Explaining in Diffusion: Explaining a Classifier Through Hierarchical Semantics with Text-to-Image Diffusion Models
Tahira Kazimi, Ritika Allada, Pinar Yanardag
TL;DR
DiffEx presents a training-free framework that explains classifier decisions by editing images with diffusion models guided by a hierarchical semantic corpus mined from vision-language models. It leverages a beam-search-style strategy over semantic paths to identify both coarse and fine-grained attributes that influence logits, enabling explanations for single-concept and complex-scene classifiers.

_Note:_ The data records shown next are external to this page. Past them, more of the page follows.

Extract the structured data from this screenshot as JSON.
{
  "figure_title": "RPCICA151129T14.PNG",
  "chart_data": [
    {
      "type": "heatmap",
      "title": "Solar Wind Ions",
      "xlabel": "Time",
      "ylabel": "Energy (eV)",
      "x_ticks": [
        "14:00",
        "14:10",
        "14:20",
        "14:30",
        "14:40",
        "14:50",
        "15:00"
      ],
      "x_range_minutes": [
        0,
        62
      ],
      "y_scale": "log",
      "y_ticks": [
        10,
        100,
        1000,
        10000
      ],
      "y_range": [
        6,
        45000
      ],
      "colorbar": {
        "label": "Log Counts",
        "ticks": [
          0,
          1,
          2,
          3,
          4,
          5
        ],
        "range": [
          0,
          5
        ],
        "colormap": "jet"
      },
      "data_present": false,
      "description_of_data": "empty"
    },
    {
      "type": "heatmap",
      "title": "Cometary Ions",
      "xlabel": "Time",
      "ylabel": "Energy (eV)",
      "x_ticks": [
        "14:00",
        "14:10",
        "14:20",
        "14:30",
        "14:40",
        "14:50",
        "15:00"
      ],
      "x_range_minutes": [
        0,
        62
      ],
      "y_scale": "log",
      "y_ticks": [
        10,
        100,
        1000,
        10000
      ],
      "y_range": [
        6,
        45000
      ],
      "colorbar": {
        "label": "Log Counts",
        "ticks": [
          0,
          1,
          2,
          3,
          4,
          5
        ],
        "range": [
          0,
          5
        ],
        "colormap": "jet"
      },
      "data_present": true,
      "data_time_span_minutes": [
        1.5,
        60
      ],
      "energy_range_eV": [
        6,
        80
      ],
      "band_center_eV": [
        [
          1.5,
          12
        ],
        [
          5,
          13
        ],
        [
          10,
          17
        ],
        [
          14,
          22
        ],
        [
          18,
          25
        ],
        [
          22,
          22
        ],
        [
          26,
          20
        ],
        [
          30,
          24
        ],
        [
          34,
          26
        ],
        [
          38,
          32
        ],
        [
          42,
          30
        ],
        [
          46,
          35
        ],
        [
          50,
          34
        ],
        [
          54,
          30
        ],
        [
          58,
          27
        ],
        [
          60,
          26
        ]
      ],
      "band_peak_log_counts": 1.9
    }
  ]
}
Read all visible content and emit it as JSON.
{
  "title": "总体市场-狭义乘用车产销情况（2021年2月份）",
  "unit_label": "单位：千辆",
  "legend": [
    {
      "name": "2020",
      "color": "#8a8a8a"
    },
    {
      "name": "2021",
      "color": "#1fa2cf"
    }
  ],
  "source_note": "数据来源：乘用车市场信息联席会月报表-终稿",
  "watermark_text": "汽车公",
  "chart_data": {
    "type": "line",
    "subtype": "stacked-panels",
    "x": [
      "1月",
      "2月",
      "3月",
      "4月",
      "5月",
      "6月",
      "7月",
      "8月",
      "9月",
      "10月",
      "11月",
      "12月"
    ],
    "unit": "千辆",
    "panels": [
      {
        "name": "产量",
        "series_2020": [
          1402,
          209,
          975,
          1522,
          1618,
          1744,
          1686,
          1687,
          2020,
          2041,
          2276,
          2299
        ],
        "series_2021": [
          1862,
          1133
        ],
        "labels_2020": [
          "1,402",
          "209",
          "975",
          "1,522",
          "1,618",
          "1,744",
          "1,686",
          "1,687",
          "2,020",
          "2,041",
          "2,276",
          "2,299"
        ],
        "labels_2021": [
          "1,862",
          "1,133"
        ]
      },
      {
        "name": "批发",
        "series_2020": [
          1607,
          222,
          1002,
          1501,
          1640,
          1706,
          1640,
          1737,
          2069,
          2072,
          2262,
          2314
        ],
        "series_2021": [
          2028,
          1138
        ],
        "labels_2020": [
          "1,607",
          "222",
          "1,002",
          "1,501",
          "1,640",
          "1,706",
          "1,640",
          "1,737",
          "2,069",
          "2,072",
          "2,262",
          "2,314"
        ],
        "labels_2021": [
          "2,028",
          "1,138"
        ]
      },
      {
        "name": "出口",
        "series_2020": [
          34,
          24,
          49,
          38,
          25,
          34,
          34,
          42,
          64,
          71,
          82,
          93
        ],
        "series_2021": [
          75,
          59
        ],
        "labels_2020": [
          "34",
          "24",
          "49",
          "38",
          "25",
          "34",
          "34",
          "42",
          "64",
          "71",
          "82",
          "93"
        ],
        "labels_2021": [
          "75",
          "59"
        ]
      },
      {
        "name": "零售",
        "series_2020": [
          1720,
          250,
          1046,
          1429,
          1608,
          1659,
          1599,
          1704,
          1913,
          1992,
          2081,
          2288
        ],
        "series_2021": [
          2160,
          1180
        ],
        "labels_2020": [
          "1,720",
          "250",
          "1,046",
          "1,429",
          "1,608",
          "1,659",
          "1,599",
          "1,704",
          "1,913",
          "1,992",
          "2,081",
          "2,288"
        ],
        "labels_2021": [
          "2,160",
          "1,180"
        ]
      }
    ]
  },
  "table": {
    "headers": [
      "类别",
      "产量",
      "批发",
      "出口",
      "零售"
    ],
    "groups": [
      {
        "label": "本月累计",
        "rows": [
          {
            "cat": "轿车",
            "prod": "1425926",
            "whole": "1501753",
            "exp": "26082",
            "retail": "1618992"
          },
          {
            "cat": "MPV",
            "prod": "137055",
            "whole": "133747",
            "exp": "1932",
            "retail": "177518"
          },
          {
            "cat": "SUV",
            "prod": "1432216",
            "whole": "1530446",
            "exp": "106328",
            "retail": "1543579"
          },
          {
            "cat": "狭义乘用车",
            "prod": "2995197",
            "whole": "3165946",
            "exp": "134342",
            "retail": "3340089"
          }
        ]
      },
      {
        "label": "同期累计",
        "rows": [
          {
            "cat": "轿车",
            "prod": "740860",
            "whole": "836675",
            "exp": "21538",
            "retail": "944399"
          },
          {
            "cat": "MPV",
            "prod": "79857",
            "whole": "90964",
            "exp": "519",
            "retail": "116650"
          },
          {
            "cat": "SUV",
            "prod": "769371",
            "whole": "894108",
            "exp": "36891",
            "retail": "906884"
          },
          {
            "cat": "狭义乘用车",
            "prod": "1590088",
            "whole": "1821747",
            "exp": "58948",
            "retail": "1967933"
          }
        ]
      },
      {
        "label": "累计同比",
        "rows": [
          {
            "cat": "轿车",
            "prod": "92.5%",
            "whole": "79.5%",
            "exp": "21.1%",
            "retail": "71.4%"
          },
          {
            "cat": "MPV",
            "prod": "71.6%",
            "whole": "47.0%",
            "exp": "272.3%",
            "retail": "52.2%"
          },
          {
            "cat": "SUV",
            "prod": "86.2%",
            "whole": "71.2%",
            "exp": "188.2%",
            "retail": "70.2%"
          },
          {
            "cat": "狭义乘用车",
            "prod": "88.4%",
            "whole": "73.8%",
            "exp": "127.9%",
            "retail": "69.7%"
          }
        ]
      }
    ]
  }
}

The approach is demonstrated across diverse domains (faces, birds, plant health, retina, fashion, etc.) and shows superior interpretability and disentanglement compared with Grad-CAM and StylEx, while providing richer, hierarchical semantics. The work highlights diffusion models as a versatile tool for model transparency with practical impact in high-stakes settings where understanding decision factors is crucial.
Abstract
Classifiers are important components in many computer vision tasks, serving as the foundational backbone of a wide variety of models employed across diverse applications. However, understanding the decision-making process of classifiers remains a significant challenge. We propose DiffEx, a novel method that leverages the capabilities of text-to-image diffusion models to explain classifier decisions. Unlike traditional GAN-based explainability models, which are limited to simple, single-concept analyses and typically require training a new model for each classifier, our approach can explain classifiers that focus on single concepts (such as faces or animals) as well as those that handle complex scenes involving multiple concepts. DiffEx employs vision-language models to create a hierarchical list of semantics, allowing users to identify not only the overarching semantic influences on classifiers (e.g., the 'beard' semantic in a facial classifier) but also their sub-types, such as 'goatee' or 'Balbo' beard. Our experiments demonstrate that DiffEx is able to cover a significantly broader spectrum of semantics compared to its GAN counterparts, providing a hierarchical tool that delivers a more detailed and fine-grained understanding of classifier decisions.